As with most assumptions, this one needs to be looked at more carefully before a definitive conclusion can be reached.
The first thing is to not confuse regular maintenance with renovations. Maintenance is a crucial part of both looking after a property and ensuring it retains a market-related value.
Renovations typically refer to the improving or expanding the structure of the property, or overhauling the fittings to something in a better, more modern condition. While improvements are generally positive, be careful to not over-capitalise by spending more than you can realistically expect to make back, should you choose to sell,” says Steven van Rooyen, principal at Leapfrog Milnerton, noting that it’s useful to study the renovations and improvements him and his team believe add value to a property.
Both kitchens and bathrooms are popular candidates for makeovers. Both spaces are high-use areas that tend to suffer wear and tear more than other rooms, and they are also more susceptible to dirt and grime.
In many contemporary homes, particularly open-plan houses, the kitchen is a focal point and a popular gathering place. Updating the kitchen goes a long way in making a home more inviting and comfortable.
“One seldom goes wrong with a kitchen renovation. Kitchens tend to simply have their lifetime (about 15 years, give or take), after which renovations almost become crucial,” van Rooyen says. Bear in mind, though, that renovations don’t necessarily mean demolishing everything and starting over again. “Things like new countertops, sanitary fittings and cabinetry handles can go a long way in modernising the kitchen.”
Where the kitchen is a focal point, the bathroom is the most personal space, but is as impactful in impressing a potential buyer.
“Bathroom renovations that improve on an impractical or outdated design are almost always a great idea,” van Rooyen says, adding that many a promising sale has gone awry thanks to the negative impression an old, grimy bathroom leaves.
Nobody says no thank you, or “what a waste of money” to a garage, van Rooyen believes. Whether it’s building a garage because one didn’t exist or extending and/or enlarging an existing one, this is the kind of thing that always attracts and impresses potential buyers. A cleverly designed garage is also a great way to add storage space to a property.
A garage is one storage space solution, but other space-creating interventions like a pantry, scullery, laundry room or walk-in cupboards are also great value-adds to a property.
“Be practical about these additions though,” cautions Van Rooyen. “Adding a pantry and a large walk-in cupboard to a one-bedroom townhouse probably won’t add much attraction to the kind of property that typically attracts single people or first-time buyers who probably don’t need the extra space.”
A large family home, on the other hand, always benefits from extra space.
Safety features prominently on Maslow’s hierarchy of needs, which explains why properties with security gates and burglar bars perform better on the market than those without.
“We all want to feel safe at home, and gates, fences and window bars help with that, which makes a property that already has it so much more appealing,” van Rooyen notes. In many cases your insurance company will require you to have the necessary security features and devices. When installing be sure to choose something unobtrusive – nobody wants to live in a jail.
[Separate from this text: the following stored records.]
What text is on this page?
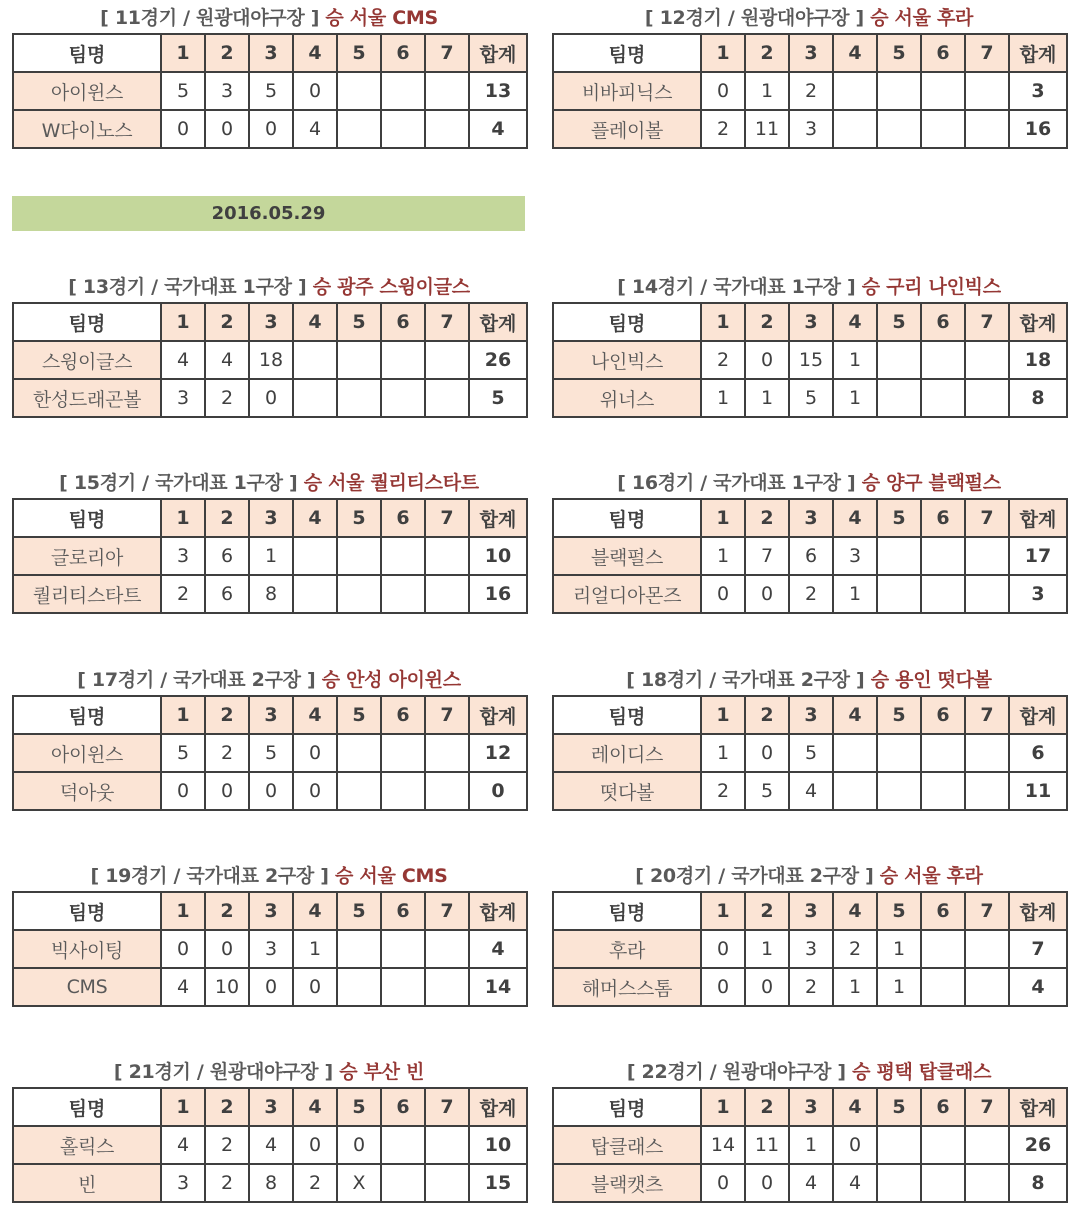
2016.05.29
[ 11경기 / 원광대야구장 ] 승 서울 CMS
팀명	1	2	3	4	5	6	7	합계
아이윈스	5	3	5	0				13
W다이노스	0	0	0	4				4
[ 12경기 / 원광대야구장 ] 승 서울 후라
팀명	1	2	3	4	5	6	7	합계
비바피닉스	0	1	2					3
플레이볼	2	11	3					16
[ 13경기 / 국가대표 1구장 ] 승 광주 스윙이글스
팀명	1	2	3	4	5	6	7	합계
스윙이글스	4	4	18					26
한성드래곤볼	3	2	0					5
[ 14경기 / 국가대표 1구장 ] 승 구리 나인빅스
팀명	1	2	3	4	5	6	7	합계
나인빅스	2	0	15	1				18
위너스	1	1	5	1				8
[ 15경기 / 국가대표 1구장 ] 승 서울 퀄리티스타트
팀명	1	2	3	4	5	6	7	합계
글로리아	3	6	1					10
퀄리티스타트	2	6	8					16
[ 16경기 / 국가대표 1구장 ] 승 양구 블랙펄스
팀명	1	2	3	4	5	6	7	합계
블랙펄스	1	7	6	3				17
리얼디아몬즈	0	0	2	1				3
[ 17경기 / 국가대표 2구장 ] 승 안성 아이윈스
팀명	1	2	3	4	5	6	7	합계
아이윈스	5	2	5	0				12
덕아웃	0	0	0	0				0
[ 18경기 / 국가대표 2구장 ] 승 용인 떳다볼
팀명	1	2	3	4	5	6	7	합계
레이디스	1	0	5					6
떳다볼	2	5	4					11
[ 19경기 / 국가대표 2구장 ] 승 서울 CMS
팀명	1	2	3	4	5	6	7	합계
빅사이팅	0	0	3	1				4
CMS	4	10	0	0				14
[ 20경기 / 국가대표 2구장 ] 승 서울 후라
팀명	1	2	3	4	5	6	7	합계
후라	0	1	3	2	1			7
해머스스톰	0	0	2	1	1			4
[ 21경기 / 원광대야구장 ] 승 부산 빈
팀명	1	2	3	4	5	6	7	합계
홀릭스	4	2	4	0	0			10
빈	3	2	8	2	X			15
[ 22경기 / 원광대야구장 ] 승 평택 탑클래스
팀명	1	2	3	4	5	6	7	합계
탑클래스	14	11	1	0				26
블랙캣츠	0	0	4	4				8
Wood is a great way to add warmth and texture to a space, but wooden window frames don’t quite elicit that warm, fuzzy feeling in buyers, because of the maintenance they demand.
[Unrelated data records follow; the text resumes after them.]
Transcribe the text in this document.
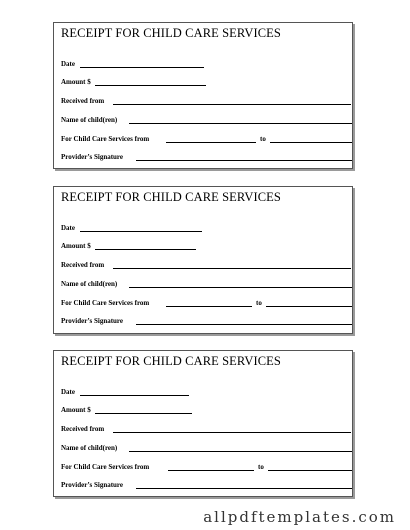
RECEIPT FOR CHILD CARE SERVICES
Date
Amount $
Received from
Name of child(ren)
For Child Care Services from	to
Provider’s Signature
RECEIPT FOR CHILD CARE SERVICES
Date
Amount $
Received from
Name of child(ren)
For Child Care Services from	to
Provider’s Signature
RECEIPT FOR CHILD CARE SERVICES
Date
Amount $
Received from
Name of child(ren)
For Child Care Services from	to
Provider’s Signature
allpdftemplates.com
“For wooden window frames to maintain their look, they need to be cared for properly, which is both expensive and labour-intensive,” van Rooyen says.
Swimming pools, once the hallmark of a covetable property, seems to be losing ground in the home appeal category, thanks to the maintenance they require, as well as the water shortages and related restrictions prevalent in parts of the country. “It’s an expensive addition to a property so unless you know you’re really going to use it, think twice as it tends to quickly becomes a money-guzzling pit,” van Rooyen says.
At the end of the day you’re generally better off focusing on transforming key areas, like the kitchen and bathroom, rather than breaking and remaking the whole structure. It’s also a good idea to check the prices of other properties in the area and to compare your planned renovations with what homes of a similar size and value in your area are doing. This is also something a trusted property advisor can advise you on.
“The very best you can do is to not neglect regular maintenance and to opt for quality products in a classic aesthetic as a means to ensure longevity as much as possible,” van Rooyen advises.